The 20-year-old's boast about the Yazidi women comes just days after he uploaded before and after images of a military building being destroyed by one of homemade bombs.
Friends: Reyaad Khan (left), who is also from Cardiff, appeared alongside Muthana (right) in the ISIS propaganda video, urging other young Muslims in the West to join them in jihad
They appeared on his new Twitter page under the username Abul Muthanna@abulmuthanna313 after deleting his previous profile last month.
He was reportedly unhappy with the high levels of attention it received following his appearance in the Islamic State's recruitment video.
Formerly a prospective medical student, Muthana was joined in Syria by his younger brother Aseel, 17, who has now spoken of his willingness to die fighting for ISIS.
The Muthana brothers, who grew up in Cardiff after their father moved there from Yemen as a teenager, are among hundreds of young men from Britain who have flown to Syria to join the rebels.
Their friend Reyaad Khan, 20, also from Cardiff, said he had 'fireworks' for the U.S. if they returned to fight in Iraq.
'YOU ARE NOT TOO YOUNG TO DIE': THE BRITISH JIHADISTS BIDDING TO RECRUIT BOYS AS YOUNG AS 15 ON SOCIAL MEDIA SITES
Reyaad Khan and Nasser Muthana are among the British jihadists fighting with ISIS in Iraq that are using social networking sites to lure young Muslim teenagers from the UK into joining the Islamic State fanatics.
The extremists, who boast of ‘slaughtering’ innocent Yazidis and ‘taking their women as slaves’, are advising 15-year-olds that they are ‘not too young’ to die fighting for Allah.
Asked by a British 18-year-old girl if she is too young to join, one of them replied: ‘I know sisters younger than you. I heard of maybe 16-year-olds being here from UK. You aren’t too young.’
Before they fled: Jihadists Reyaad Khan and Nasser Muthana (circled) hand out food to the needy in Cardiff last year.
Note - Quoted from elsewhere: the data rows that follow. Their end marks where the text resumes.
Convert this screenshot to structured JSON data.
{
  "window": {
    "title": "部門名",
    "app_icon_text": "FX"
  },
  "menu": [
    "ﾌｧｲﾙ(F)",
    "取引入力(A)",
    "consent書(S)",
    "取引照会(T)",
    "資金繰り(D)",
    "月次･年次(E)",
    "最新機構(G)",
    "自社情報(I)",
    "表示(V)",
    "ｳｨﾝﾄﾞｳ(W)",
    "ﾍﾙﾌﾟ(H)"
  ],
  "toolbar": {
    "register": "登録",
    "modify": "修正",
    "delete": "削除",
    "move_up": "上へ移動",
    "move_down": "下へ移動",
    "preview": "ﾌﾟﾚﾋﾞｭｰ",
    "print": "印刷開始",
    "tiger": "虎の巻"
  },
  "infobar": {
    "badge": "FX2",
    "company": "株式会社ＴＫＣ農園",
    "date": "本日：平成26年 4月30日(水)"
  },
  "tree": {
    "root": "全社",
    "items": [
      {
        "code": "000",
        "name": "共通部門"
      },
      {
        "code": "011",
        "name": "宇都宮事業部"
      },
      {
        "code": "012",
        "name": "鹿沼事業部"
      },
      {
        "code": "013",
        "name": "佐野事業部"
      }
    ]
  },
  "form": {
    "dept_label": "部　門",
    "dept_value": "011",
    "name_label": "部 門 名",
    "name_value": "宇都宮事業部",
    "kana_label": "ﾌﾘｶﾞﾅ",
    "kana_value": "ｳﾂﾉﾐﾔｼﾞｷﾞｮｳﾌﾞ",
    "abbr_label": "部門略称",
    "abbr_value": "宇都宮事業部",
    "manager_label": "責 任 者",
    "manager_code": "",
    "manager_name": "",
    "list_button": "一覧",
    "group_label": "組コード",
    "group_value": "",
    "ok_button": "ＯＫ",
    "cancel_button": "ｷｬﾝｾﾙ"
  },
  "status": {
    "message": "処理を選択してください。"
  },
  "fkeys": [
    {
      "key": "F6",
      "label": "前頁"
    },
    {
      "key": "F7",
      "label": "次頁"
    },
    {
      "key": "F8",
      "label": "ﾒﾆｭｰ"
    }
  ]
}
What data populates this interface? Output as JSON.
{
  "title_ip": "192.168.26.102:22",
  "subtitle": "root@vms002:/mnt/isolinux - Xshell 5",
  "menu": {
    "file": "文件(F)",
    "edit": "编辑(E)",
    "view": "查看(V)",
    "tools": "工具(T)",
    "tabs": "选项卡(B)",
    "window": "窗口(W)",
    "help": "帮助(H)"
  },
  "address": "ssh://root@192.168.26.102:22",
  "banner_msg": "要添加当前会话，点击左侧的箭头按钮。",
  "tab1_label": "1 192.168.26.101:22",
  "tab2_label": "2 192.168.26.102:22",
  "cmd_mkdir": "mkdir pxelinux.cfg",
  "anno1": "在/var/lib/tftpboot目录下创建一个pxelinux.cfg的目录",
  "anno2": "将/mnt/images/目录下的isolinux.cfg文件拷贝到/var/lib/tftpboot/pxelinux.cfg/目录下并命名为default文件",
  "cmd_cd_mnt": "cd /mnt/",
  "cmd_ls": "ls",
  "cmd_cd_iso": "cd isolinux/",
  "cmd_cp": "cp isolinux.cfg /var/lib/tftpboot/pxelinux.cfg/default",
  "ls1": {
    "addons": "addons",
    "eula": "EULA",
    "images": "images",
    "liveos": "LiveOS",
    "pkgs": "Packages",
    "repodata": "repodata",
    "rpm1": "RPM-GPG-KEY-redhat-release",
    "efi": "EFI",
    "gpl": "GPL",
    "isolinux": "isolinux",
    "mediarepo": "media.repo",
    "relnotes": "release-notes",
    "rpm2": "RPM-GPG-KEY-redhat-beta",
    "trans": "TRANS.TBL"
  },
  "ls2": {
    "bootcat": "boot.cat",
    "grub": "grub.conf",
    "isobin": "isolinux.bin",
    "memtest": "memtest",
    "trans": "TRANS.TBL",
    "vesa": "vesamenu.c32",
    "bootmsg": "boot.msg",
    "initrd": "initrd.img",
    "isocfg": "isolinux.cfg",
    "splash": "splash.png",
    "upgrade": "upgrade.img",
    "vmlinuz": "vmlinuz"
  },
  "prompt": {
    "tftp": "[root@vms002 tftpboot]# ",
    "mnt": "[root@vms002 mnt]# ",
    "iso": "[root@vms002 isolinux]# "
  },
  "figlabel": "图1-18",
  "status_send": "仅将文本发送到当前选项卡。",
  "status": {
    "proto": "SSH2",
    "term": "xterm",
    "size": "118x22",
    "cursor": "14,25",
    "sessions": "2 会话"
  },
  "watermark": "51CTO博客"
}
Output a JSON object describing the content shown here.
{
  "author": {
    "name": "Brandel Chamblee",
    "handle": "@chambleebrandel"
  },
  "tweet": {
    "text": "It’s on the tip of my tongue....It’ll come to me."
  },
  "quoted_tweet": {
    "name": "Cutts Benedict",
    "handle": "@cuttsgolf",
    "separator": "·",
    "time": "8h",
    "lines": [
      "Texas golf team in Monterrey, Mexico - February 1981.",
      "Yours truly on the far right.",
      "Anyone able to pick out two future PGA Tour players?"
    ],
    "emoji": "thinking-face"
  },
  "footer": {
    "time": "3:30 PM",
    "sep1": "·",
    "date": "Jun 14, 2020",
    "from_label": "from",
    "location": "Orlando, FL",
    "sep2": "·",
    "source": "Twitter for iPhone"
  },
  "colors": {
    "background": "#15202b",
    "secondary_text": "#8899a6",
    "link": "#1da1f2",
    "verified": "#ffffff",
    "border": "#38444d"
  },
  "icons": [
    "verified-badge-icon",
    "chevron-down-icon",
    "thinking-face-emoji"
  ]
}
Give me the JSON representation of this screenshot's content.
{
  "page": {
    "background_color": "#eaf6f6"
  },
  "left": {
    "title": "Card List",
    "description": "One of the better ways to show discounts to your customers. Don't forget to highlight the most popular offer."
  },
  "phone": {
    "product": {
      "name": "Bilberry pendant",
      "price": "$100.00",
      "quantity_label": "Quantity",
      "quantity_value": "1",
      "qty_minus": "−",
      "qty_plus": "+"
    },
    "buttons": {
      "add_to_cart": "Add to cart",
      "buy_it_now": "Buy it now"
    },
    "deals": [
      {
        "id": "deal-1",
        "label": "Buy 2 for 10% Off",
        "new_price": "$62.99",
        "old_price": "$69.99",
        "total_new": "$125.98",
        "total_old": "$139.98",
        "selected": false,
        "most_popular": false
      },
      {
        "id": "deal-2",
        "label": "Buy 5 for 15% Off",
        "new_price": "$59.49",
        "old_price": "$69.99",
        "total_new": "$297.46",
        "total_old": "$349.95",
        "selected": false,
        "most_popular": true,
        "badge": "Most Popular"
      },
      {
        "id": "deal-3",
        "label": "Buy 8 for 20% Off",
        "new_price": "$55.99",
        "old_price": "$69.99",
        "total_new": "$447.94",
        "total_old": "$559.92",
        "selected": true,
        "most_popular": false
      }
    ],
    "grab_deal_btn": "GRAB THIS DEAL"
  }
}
Both have been tweeting about their involvement with IS while on the front line
They are informing their British ‘brothers and sisters’ every day how to make their way to Iraq, claiming they are ‘ordered’ to defy their parents and fight jihad.
The British IS fighters, who refer to themselves as the ‘Baadiya Boys’ after their original base in Syria, include Khan and Muthana.
The former Catholic college students have been joined on the frontline by young Muslim men and women from across the UK, including a group of five friends from Portsmouth, two of whom have already been killed.